Les fenêtres, protégées par des barreaux métalliques, ajoutent une note sécuritaire, évoquant peut-être les préoccupations contemporaines de sécurité dans une ville qui a traversé des périodes d’instabilité. Ce choix architectural diffère des moucharabiehs délicats et des fenêtres aux ouvertures fines que l’on observe dans les maisons traditionnelles, où l’intimité et la ventilation étaient des priorités.
Espaces extérieurs : entre luxe et simplicité
L’espace extérieur présente un mélange de luxe et de simplicité. Le terrain, pavé avec des motifs géométriques, est fonctionnel et esthétiquement plaisant. On note la présence d’un terrain de basket, ce qui suggère une orientation vers un mode de vie moderne et actif. À proximité, une piscine rectangulaire en pierre renforce l’idée de confort et de détente. La simplicité des formes géométriques et l’absence de végétation luxuriante autour de la piscine dénotent une approche plus contemporaine et minimaliste, à l’opposé des jardins traditionnels irakiens souvent ornés de palmiers et de végétation dense.
Dans l’architecture traditionnelle, l’extérieur d’une maison est souvent un espace de vie, entouré de murs pour créer un havre de paix privé. La cour centrale, typique des anciennes maisons de Bagdad, est un espace intérieur protégé, en contraste avec cette villa où l’ouverture sur l’extérieur est une priorité.
Intérieur : fonctionnalité et modernité
L’intérieur de la villa, bien que fonctionnel, reste sobre dans ses aménagements. Le salon, avec ses canapés en cuir disposés autour d’une grande télévision à écran plat, reflète un mode de vie axé sur le confort moderne et les loisirs. Les sols en marbre soulignent le désir d’élégance et de luxe.
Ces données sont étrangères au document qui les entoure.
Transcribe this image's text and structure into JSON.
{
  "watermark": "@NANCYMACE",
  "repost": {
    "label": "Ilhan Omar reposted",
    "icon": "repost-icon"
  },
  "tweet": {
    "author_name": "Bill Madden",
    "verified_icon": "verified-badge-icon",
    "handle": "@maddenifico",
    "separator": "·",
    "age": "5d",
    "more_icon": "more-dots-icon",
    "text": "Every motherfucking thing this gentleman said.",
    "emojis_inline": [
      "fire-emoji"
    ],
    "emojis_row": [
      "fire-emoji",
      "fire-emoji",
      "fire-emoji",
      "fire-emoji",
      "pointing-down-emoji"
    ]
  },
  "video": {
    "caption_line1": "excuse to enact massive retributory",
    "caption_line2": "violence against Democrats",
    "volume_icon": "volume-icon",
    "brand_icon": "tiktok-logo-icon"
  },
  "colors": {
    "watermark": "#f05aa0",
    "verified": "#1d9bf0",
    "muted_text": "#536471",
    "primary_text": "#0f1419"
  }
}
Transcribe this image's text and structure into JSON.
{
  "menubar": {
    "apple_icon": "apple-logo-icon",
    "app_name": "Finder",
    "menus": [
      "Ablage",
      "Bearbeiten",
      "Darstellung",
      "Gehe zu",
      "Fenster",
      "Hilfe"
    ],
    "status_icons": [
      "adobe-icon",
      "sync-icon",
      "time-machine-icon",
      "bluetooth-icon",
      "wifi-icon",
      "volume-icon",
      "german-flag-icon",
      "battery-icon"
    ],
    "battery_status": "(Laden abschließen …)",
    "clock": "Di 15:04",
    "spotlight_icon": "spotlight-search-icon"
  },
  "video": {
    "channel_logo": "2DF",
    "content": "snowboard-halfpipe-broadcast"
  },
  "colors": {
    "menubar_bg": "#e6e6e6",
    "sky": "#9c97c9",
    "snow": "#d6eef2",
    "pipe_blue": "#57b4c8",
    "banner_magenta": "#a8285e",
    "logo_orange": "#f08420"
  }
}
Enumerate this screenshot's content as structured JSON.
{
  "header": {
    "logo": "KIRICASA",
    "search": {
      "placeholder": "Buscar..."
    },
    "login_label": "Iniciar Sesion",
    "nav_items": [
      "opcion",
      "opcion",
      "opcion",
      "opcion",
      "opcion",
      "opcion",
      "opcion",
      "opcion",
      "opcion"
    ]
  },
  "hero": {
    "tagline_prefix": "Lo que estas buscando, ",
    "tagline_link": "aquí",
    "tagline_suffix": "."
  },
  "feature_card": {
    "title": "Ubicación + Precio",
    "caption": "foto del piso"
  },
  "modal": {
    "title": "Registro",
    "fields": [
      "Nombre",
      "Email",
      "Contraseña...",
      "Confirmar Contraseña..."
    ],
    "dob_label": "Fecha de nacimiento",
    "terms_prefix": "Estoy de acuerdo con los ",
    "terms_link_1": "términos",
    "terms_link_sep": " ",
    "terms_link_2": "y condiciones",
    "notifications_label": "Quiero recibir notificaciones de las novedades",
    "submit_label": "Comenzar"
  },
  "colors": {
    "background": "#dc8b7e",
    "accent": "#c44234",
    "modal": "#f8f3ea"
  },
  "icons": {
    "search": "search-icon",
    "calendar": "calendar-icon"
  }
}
La cuisine, vaste et carrelée, avec des appareils modernes, montre une approche pratique et efficace de la vie domestique. Ici encore, l’absence d’ornements et de détails décoratifs se démarque de l’intérieur traditionnel irakien, souvent riche en tapisseries, en textiles colorés, et en objets artisanaux.
La chambre principale, bien que spacieuse, conserve une décoration minimaliste avec des meubles simples et fonctionnels. Ce choix reflète un style de vie qui valorise la simplicité et le confort moderne, en décalage avec les chambres traditionnelles décorées de motifs complexes et de couleurs vibrantes.
Un style architectural en rupture
L’architecture de cette villa de Bagdad se veut résolument moderne, cherchant à s’éloigner des normes traditionnelles pour s’aligner sur les tendances mondiales en matière de construction résidentielle. Ce choix est particulièrement intéressant dans le contexte irakien, où l’architecture a souvent été un reflet direct des changements sociaux, politiques, et économiques.
L’architecture traditionnelle de Bagdad, avec ses cours intérieures, ses moucharabiehs, et ses matériaux locaux, témoigne d’une adaptation aux conditions climatiques locales, tout en offrant une protection contre les regards indiscrets et les conditions météos. En comparaison, cette villa semble plus inspirée par les tendances internationales que par le besoin de s’intégrer dans le tissu architectural local.
Une maison symbolique d’une époque de transition
Cette villa à Bagdad est un symbole de la transition que traverse la société irakienne, où les influences occidentales s’entrelacent avec les racines culturelles profondes du pays.
Le choix d’une architecture moderne, minimaliste et fonctionnelle, marque une rupture avec les traditions locales tout en reflétant les aspirations d’une nouvelle génération d’Irakiens à la recherche de confort et de sécurité dans un environnement en constante évolution.